Each bucket is a linked list of type Entry-- i.e., each node of this linked list (not the linked list of Java/API, but the data structure) is of type Entry which in turn is a < K,V > pair.
When a new pair comes in to be added to the hash, a unique hashCode is calculated for this < K,V > pair. This hashCode is the key to the index of this < K,V > in table-- it tells which bucket this < K,V > will go in in the hash. Note: hashCode is "normalized" thru the function hash() (in HashMap for one) to better-fit the current length of the table. indexFor() is also at use to determine which bucket, i.e., cell of table the < K,V > will go in.
When the bucket is determined, the < K,V > is added to the beginning of the linked list in this bucket-- as a result, it is the first < K,V > entry in this bucket and the first entry of the linked-list-that-already-existed is now the "next" entry that is pointed by this newly added one.
//===============================================================
(B) From what I see in HashMap, the resizing of the table-- the hash is only done upon a decision based on hash size and capacity, which are the current and max. # entries in the entire hash.
There is no re-structuring or resizing upon individual bucket sizes-- like "resize() when the max.#entries in a bucket exceeds such&such".
It is not probable, but is possible that a significant number of entries may be bulked up in a bucket while the rest of the hash is pretty much empty.
If this is the case, i.e., no upper limit on the size of each bucket, hash is not of constant but linear access-- theoretically for one thing. It takes $O(n)$ time to get hold of an entry in hash where $n$ is the total number of entries. But then it shouldn't be.
//===============================================================
I don't think I'm missing anything in Part (A) above.

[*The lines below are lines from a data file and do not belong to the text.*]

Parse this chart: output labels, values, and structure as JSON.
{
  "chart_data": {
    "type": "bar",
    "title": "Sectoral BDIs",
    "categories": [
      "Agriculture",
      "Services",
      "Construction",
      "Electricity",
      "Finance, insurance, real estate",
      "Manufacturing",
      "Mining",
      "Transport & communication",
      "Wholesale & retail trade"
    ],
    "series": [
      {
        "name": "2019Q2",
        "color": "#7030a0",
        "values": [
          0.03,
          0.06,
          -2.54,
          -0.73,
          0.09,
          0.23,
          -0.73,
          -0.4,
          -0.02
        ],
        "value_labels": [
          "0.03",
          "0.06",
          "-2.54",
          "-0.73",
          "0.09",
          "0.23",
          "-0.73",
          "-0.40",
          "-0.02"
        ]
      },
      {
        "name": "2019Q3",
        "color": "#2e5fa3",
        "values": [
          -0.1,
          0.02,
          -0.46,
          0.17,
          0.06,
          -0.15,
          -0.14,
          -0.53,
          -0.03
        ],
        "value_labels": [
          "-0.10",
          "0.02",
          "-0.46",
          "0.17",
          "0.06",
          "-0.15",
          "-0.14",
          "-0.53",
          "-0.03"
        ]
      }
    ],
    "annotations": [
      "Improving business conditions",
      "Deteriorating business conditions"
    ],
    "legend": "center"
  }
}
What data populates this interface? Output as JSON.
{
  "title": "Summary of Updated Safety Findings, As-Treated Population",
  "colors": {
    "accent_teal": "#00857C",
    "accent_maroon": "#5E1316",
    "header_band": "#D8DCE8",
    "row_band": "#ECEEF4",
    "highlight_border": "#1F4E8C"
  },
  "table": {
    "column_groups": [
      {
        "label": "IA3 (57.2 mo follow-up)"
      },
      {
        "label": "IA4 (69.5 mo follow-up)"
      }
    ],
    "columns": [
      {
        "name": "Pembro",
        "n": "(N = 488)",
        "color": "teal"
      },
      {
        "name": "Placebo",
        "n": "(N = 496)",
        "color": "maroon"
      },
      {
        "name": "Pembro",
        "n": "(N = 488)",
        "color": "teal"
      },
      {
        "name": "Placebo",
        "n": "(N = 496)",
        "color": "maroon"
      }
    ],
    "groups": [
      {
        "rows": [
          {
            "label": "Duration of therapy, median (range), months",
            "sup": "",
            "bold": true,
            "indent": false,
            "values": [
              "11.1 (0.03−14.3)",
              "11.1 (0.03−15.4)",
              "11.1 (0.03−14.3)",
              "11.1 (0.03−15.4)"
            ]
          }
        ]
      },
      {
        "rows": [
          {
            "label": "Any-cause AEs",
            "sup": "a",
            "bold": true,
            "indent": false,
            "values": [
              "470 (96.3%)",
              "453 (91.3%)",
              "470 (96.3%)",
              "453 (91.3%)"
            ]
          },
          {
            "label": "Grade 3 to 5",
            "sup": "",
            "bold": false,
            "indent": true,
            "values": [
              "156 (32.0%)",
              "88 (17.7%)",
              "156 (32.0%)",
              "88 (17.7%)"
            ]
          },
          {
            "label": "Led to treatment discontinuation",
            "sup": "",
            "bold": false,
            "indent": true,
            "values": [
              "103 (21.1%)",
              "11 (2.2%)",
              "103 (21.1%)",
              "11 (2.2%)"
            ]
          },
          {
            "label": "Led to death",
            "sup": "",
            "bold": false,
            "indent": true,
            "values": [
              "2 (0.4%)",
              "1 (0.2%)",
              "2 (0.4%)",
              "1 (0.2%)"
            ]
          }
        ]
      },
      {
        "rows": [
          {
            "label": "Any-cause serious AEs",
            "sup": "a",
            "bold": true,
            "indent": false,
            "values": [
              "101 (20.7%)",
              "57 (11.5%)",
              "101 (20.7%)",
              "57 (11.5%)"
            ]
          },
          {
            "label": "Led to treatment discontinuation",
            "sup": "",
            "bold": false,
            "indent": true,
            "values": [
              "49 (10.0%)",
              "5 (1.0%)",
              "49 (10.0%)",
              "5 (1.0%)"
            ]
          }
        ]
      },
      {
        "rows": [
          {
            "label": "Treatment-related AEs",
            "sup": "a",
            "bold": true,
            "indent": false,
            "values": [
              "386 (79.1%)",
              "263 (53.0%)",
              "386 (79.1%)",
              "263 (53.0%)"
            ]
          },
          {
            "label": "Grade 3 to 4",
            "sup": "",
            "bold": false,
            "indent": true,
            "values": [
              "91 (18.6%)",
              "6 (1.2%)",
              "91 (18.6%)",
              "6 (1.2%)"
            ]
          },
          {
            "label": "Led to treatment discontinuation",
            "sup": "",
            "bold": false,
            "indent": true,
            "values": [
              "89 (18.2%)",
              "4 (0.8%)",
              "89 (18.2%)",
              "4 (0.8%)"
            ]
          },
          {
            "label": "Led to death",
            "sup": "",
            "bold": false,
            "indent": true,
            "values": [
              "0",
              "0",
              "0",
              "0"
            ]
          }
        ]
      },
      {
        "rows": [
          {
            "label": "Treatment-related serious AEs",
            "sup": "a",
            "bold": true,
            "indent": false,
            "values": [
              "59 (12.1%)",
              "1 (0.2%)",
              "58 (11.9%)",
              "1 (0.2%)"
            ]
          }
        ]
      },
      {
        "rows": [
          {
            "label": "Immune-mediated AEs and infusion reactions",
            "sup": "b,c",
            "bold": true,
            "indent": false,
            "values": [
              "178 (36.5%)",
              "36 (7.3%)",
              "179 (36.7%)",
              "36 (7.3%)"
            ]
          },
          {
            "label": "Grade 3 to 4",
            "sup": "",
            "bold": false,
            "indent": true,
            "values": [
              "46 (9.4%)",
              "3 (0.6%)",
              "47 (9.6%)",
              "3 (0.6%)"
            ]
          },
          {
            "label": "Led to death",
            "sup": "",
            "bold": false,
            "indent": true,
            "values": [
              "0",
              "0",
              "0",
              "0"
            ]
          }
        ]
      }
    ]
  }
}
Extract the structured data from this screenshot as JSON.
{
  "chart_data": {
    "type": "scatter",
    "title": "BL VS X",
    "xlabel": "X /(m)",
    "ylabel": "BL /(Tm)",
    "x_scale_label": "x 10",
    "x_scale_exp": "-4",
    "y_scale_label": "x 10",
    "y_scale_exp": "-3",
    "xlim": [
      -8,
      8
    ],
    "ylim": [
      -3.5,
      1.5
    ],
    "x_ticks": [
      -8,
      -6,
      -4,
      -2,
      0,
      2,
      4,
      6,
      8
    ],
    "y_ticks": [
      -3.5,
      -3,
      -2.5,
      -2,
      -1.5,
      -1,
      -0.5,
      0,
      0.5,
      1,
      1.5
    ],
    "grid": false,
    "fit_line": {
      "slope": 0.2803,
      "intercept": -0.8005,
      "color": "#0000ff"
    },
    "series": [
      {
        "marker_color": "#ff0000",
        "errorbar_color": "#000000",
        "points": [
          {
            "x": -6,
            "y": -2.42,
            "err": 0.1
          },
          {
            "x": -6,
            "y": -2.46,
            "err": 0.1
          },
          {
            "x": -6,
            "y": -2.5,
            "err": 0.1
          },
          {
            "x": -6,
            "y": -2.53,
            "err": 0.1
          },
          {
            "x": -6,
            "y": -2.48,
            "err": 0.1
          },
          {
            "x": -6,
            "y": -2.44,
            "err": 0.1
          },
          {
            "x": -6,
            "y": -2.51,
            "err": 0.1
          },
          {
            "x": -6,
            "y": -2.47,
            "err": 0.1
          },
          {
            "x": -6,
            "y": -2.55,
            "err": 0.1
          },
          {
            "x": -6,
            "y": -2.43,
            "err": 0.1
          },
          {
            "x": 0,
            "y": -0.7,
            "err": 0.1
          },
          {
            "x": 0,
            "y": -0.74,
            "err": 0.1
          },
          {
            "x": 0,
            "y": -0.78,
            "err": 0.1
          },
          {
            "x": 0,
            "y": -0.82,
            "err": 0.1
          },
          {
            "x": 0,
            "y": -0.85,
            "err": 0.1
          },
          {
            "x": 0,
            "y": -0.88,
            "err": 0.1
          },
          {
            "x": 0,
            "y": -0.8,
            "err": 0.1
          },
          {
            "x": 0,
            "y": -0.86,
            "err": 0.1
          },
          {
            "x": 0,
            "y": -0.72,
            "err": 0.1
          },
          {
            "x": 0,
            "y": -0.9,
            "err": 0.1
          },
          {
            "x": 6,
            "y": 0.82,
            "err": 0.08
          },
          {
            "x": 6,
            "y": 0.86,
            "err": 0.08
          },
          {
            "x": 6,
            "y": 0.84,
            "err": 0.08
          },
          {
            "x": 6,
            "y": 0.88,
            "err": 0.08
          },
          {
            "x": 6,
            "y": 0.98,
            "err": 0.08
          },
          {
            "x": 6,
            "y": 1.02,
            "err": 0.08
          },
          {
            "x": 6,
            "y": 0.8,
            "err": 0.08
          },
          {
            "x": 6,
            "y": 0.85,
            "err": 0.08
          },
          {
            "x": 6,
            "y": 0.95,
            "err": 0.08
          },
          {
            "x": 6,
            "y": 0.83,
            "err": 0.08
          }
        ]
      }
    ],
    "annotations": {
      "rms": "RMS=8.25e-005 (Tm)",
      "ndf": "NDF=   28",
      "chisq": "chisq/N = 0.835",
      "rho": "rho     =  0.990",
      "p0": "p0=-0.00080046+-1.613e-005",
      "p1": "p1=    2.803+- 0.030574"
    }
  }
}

I'm not entirely sure of Part (B). It is a significant issue and I'm looking to find out how accurate this argument is.
I'm looking for verification on both parts.
Thanks in advance.
//===============================================================
EDIT:
Maximum bucket size being fixed, i.e., hash being restructured whenever the #entries in a bucket hits a maximum would resolve it-- the access time is plain constant in theory and in use.
This isn't a well structured but quick fix, and would work just fine for sake of constant access.
The hashCodes are likely to be evenly distributed throughout the buckets and it isn`t so likely that anyone of the buckets will hit the bucket-max before the threshold on the overall size of the hash is hit. This is the assumption the current setup of HashMap is using as well.
Also based on Peter Lawrey`s discussion below.